ユーロ圏の軟調な景気モメンタムやインフレ率の低下が話題となっていますが、ECBの金融政策見通しについては、結論を急ぐことはありません。確かに、足元数ヵ月間で景気のダウンサイドリスクが再び意識されるようになり、ECBの政策担当者も頭を悩ませているものと思われます。

 

一方、最近の経済指標はハト派を勢いづかせる軟調な内容となっているものの、その程度は、ECBがコミュニケーションの変更によって市場の期待を調整することが可能な範囲となっています。ECBウォッチャーが知ることとなるのは、金融政策正常化は、規律が保たれ、継続的に、辛抱強く、段階的に、予見可能な、臨機応変に、測定可能な、と様々な言葉で形容されるということです。全て言い尽くしてしまったら、彼らは何を付け加えるのでしょうか。

 

口頭でのメッセージ発信は容易に行うことができるため、ドラギ総裁は、利上げ開始時期を遅らせねばならない非常事態(貿易摩擦やユーロ高など)について言及することもあり得ます。また、第2四半期に強い景気指標の反発がない限り、6月の理事会でECBスタッフの見通しを引き下げる可能性もあります。重要なのは、ドラギ総裁は暗に市場の利上げ予想が後ろ倒しになることに裏付けを与えようとしているとも考えられるということです。

 

図表1 ECBの初回利上げまでの月数(市場予想)

 

出所:ピクテグループ、ブルームバーグ

 

ただし、予期されていたよりも大きなGDP(国内総生産)ギャップ、という考え方に基づいて述べられてきたECBのレトリックには、限界が近づいてきているとも考えられます。このことは、ECBのクーレ理事が、構造改革のポジティブな効果やサプライサイドの潜在的な成長力を考慮すると、ECBの限界貸出金利は市場が予想しているよりも高い水準であるべきだと述べたことにも現れています。

 

足元では、ECBは軟調であった第1四半期に続く経済データがどうなるかを注視しているものと考えられます。この点について、経済指標は今後も強弱入り混じるでしょうが、これまで、失業率は、ECBが予想するよりも広範にかつ早いスピードで低下しています。
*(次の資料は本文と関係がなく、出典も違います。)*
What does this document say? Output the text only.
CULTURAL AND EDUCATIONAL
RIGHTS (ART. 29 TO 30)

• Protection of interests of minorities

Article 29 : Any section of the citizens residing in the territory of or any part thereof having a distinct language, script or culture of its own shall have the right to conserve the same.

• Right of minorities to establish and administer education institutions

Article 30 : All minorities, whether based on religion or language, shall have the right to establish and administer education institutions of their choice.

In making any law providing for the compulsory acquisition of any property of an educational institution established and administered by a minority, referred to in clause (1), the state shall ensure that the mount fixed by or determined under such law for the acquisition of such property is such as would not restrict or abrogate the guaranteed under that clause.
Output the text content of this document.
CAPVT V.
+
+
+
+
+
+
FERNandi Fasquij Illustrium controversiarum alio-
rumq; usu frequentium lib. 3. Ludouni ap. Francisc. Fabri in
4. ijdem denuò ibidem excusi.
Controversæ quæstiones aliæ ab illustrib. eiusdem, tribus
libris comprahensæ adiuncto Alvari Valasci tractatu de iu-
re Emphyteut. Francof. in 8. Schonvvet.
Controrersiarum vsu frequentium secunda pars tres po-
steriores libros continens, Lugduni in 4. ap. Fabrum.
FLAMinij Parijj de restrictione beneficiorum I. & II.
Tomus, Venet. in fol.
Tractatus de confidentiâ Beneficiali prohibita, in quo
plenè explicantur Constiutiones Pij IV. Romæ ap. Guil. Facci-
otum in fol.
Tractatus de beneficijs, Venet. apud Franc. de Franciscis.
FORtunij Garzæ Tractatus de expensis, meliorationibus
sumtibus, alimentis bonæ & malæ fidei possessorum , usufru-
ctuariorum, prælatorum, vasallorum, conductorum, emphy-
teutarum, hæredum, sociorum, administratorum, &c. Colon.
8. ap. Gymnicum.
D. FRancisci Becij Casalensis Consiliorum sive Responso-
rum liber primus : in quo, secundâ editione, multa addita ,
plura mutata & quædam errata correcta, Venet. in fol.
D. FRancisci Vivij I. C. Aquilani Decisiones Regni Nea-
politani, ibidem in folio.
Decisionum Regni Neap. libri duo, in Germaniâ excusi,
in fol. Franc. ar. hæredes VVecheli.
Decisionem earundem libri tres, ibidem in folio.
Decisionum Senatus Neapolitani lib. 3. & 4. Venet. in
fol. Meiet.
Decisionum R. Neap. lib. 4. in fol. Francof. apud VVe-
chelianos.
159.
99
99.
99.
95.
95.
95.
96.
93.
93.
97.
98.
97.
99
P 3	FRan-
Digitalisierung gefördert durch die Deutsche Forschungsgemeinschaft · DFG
また、コアインフレ率(図表2 スーパーコアインフレ率をご参照ください)と賃金は緩やかながら着実に上昇しています。

 

ユーロ高は懸念材料ですが、コアインフレ率へのより大きな影響はほとんど見られていません。3月のエネルギーを除く産業製品のインフレ率が速報値から下方修正されたのは、主に服や履物などの準耐久消費財の影響によるものであり、消費者物価全体の動向への明らかな示唆はありません。もちろん、ECBが緩和姿勢の維持に対する短期的な弁明の材料として為替レートに言及する可能性はあります。一方で、原油価格の上昇が、ECBスタッフの経済予測の更新が行われるという点でより重要な6月の理事会に向けて、インフレ率を緩やかに上昇させることもあり得ます。

 

図表2:ユーロ圏のコアインフレ率

 

出所:ピクテグループ、ECB、Eurostat

 

コンセンサスの形成には未だ時間がかかりそうです。早いイースター休暇が旅行関連サービス価格に与えた効果が剥落することなどにより、4月のHICPインフレ率(5月3日速報値公表予定)が、より大きく下落した場合や、貿易関税への懸念によって景況感の反発が打ち消され、5月のPMIが悪化する場合、インフレ率には下落圧力がかかります。更に、6月のEU首脳会談でユーロ圏の改革について合意に至ることができなかった場合、ECBに対して金融緩和縮小をより緩やかに行うように政治的な圧力がかかる恐れもあります。

 

いずれにせよ、第1四半期に見られたユーロ圏の軟調な景気モメンタムやインフレ率の低下が第2四半期にも継続するか否かなどが、今後のECBの政策動向を占う上でのポイントとなりそうです。